ACE inhibition salvages the visual loss caused by diabetes

Aims. We consider the nature of retinal dysfunction in streptozotocin rats and assess the functional benefits of administering an angiotensin enzyme inhibitor or an inhibitor of advanced glycation end product formation. Methods. Sprague-Dawley rats (n=44) were randomly assigned to control (C=12, C-p=4, C-a=4) and diabetic groups (Streptozotocin, D=24). Diabetes was diagnosed based on a range of physiological and biochemical parameters at 4, 8 and 12 weeks. Streptozotocin animals were administered insulin daily (4 units protophane). Animals were treated with either an Angiotensin Converting Enzyme inhibitor (perindopril, C-p=4 D-p=8) or an inhibitor of advanced glycation end product information (aminoguanidine, C-a=4, D-a=8). Dark-adapted electroretinograms were measured on anaesthetized animals at 12 weeks following streptozotocin treatment. Photoreceptoral and inner retinal responses were extracted, modelled and compared using ANOVA. Results. Streptozotocin injection increased blood glucose, glycosylated haemoglobin, fluid intake and urine volume, whereas body weight was decreased.

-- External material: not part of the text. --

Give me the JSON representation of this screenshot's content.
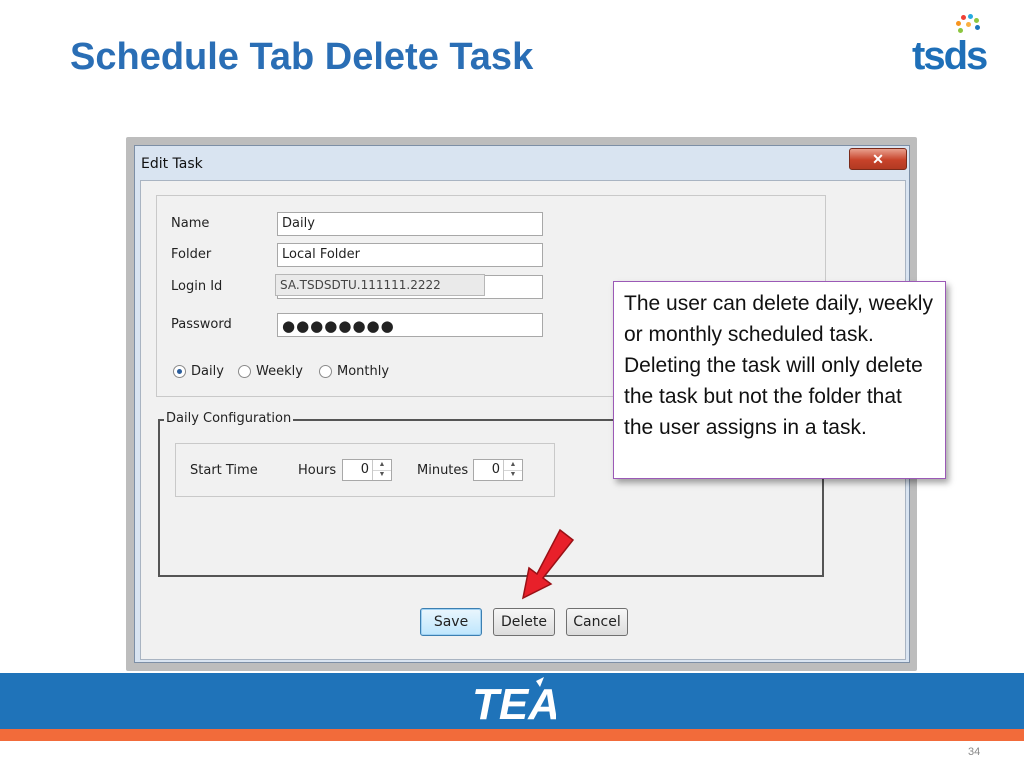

Perindopril treatment produced improvements (p<0.05) in all indices, whereas aminoguanidine therapy produced some improvement in blood glucose and water intake. Streptozotocin rats showed losses of photoreceptoral-P3 (-27%), postreceptoral-P2 (-15%) and oscillatory potential (-19%) amplitudes of a similar magnitude. Perindopril therapy returned photoreceptoral and inner retinal function to within control limits. However, aminoguanidine treatment gave no significant functional improvement. Conclusions. Our findings provide evidence for a selective neuropathy in diabetes with a primary photoreceptoral lesion. Treatment with perindopril, an angiotensin converting enzyme inhibitor, ameliorates the neuropathy.